The new groups under Prism’s Alcohol and Drug Services include:
- Trans Alcohol and Drug Group: Early Recovery
- LGBT Youth Drop-In Group
- Mixed LGBT Group
- A Group for Queer Women in Early Recovery
- Queer Men’s Early Recovery Group
- Queer Men’s Later Recovery Group
- Queer Men’s Crystal Meth Treatment Program
- Aboriginal Two-Spirit Group for all Genders
- Catching our Breath: For Lesbian, Bi and Trans Women Who Smoke
The two queer men’s groups already existed but they’re now being offered more often. The other groups have just started up or will start shortly. MacFarlane said the groups that have started have good participation. “I think it gives people hope,” he said. “Just knowing that there’s some place safe to go is a huge issue.”
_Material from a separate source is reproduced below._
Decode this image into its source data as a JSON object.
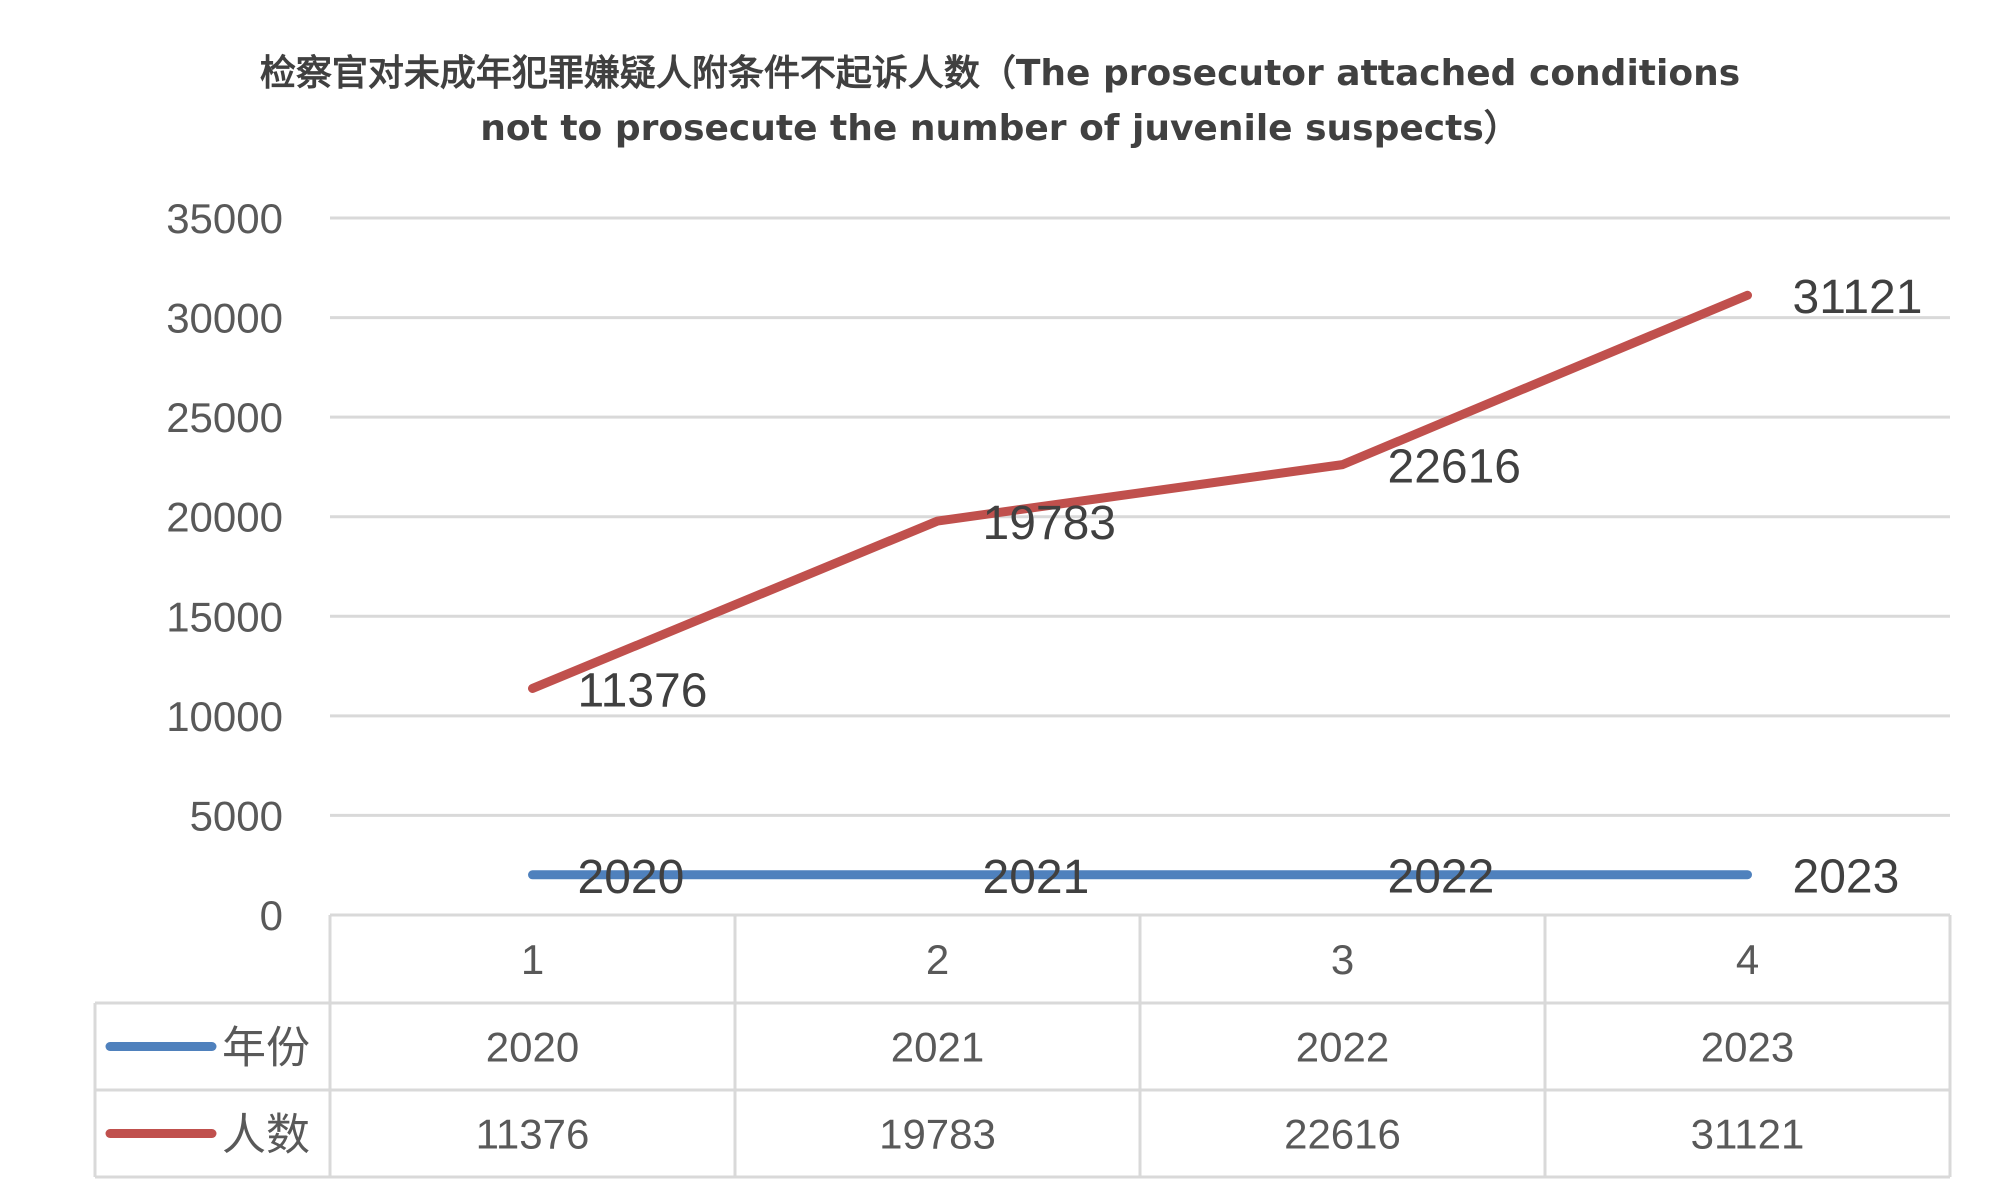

MacFarlane said the groups have been set up throughout the city, so that access is improved for participants. He said, however, that there is a huge need for these programs beyond Vancouver and noted that one of the participants in one of the men’s groups travels from the Sunshine Coast to attend sessions.
Last March, VCH offered sessions for addictions and mental health staff at VCH and contracted agencies, alerting them to the issues associated with working with LGBT clients who have addictions or mental health issues. Three hundred people took the one-day session. “There’s a lot of systemic bias to getting good services,” MacFarlane said, pointing out that most schools offer no training on working with LGBT clients. “It’s a systemic problem, not an individual counsellor problem.”
MacFarlane has continued to run sessions every two to three months, for those who want to build on their skills working with LGBT clients. He maintains a list serve of interested people, to let them know about upcoming sessions; anywhere from 12-25 counsellors turn up for each session.